Из наследия классиков

По некоторым признакам можно было судить, что надвигаются события. Выражаясь языком оборонной литературы, в воздухе пахло порохом (сделаем уступку забияке Вишневскому — пахло бездымным порохом). Выражаясь совсем уж точно — пахло скандалом. В общем, добром это кончиться не могло. Жертва созрела. Все это знали, но никто не решался первым занести над ней пылающий меч здоровой критики.

Был, правда, случай. Инцидент. На каком-то товарищеском чае какой-то писатель выкрикнул какую-то фразу. Но этому не придали значения, притворились, что ничего не произошло. Кстати, еретик немедленно после этого заснул, положив голову на плечо тамады из Оргкомитета.

Между тем слава писателя Оловянского росла. Девушки прогуливались в садах, шепча его имя. Издатели тоже любили его.

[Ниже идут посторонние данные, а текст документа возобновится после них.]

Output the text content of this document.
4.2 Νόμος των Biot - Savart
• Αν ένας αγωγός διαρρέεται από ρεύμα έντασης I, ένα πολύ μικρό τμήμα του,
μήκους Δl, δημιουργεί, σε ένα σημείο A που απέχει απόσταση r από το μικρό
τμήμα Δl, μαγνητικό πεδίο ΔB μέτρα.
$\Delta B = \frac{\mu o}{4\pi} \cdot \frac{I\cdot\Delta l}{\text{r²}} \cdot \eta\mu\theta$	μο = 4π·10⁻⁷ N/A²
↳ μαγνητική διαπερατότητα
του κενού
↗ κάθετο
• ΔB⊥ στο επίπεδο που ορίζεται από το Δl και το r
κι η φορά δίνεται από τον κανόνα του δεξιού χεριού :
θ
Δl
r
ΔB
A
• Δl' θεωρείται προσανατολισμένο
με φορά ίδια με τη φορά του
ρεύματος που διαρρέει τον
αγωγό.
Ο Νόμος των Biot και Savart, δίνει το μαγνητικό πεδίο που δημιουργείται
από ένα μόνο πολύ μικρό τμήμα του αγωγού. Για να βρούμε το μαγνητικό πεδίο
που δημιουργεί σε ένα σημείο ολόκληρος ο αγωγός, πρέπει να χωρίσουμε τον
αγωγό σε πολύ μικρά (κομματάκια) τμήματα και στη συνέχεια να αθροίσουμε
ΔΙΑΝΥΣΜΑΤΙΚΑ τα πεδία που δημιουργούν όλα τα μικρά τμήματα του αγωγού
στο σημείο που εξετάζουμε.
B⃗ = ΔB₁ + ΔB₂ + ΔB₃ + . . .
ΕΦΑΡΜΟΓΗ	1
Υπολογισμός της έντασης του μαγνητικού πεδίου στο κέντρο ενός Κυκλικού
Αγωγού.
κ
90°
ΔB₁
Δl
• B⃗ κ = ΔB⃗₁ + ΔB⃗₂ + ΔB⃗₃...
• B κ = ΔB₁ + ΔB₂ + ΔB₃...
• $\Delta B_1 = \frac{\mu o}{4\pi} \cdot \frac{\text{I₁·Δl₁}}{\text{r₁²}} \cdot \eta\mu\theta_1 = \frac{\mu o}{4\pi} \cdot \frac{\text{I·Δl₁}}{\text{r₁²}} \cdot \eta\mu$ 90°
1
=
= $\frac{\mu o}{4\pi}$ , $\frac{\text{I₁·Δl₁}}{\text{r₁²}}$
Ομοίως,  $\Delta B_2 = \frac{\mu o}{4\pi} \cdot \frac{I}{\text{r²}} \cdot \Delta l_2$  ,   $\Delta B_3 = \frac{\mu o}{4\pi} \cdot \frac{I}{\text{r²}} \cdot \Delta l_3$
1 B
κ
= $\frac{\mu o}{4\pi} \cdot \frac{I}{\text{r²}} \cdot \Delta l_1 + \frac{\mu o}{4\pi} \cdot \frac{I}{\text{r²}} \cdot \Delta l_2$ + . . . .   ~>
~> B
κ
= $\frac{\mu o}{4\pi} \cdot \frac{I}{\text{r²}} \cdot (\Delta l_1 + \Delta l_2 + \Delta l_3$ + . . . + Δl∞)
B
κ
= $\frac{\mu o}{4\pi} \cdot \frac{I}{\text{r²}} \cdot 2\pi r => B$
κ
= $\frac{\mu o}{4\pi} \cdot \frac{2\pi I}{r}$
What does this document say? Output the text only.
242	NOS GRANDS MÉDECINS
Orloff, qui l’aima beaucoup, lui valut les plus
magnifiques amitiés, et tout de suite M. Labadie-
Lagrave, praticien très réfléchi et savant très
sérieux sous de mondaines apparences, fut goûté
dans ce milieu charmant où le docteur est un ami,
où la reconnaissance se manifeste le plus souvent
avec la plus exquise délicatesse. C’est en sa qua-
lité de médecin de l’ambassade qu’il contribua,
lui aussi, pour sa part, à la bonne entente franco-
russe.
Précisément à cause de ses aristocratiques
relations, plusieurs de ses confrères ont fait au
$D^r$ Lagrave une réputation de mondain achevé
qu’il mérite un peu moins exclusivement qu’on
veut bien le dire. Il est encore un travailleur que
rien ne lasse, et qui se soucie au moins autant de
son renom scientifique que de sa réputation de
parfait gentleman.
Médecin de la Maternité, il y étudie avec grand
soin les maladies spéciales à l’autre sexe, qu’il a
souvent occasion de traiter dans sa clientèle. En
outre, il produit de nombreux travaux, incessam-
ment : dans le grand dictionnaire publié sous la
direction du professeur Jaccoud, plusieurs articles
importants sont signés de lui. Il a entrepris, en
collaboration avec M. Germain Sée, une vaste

А что может быть упоительней первой любви издателя! Ничего, милостивые государыни, не может быть упоительней. Тут всё — и массовое издание, и не массовое издание, и супердешёвое издание, и, напротив, супердорогое, в суперобложке и специальном картонном ларце с перламутровыми пуговицами и вензелями. Одним словом, не жизнь, а бывшая масленица. Критики ничем не попрекали Оловянского. Им всё нравилось в его сочинениях, и об этом они говорили часто, скучно и громко.

Итак, Оловянский находился на вершине славы. Он упирался головою в солнце. И неизвестно, сколько ещё времени продолжалось бы это сидение на высотах, если бы не послышалось ворчанье из литературного коридора.

Надо объяснить, что такое коридорное мнение. Коридор — всюду. И на улице, и дома, и в редакциях — везде, где встречаются и разговаривают между собой писатели.

Мы любим гимназические трафареты и до сих пор считаем, что коридорная болтовня — это что-то нехорошее, мещанское, сплетни, враки, что если говорить, то уж обязательно речь, и обязательно большую, и обязательно с кафедры, и обязательно с последующей правкой стенограммы («Уважаемый товарищ редактор. Некий горе-критик удосужился выхватить из моей неправленой стеногра… это возмути… я протесту…»). Это надоело, и это неверно. Нельзя из-за каждого слова взгромождаться на эстраду или возить за собой на извозчике кафедру-передвижку, чтобы вовремя предоставлять её писателю, желающему высказать какое-нибудь суждение.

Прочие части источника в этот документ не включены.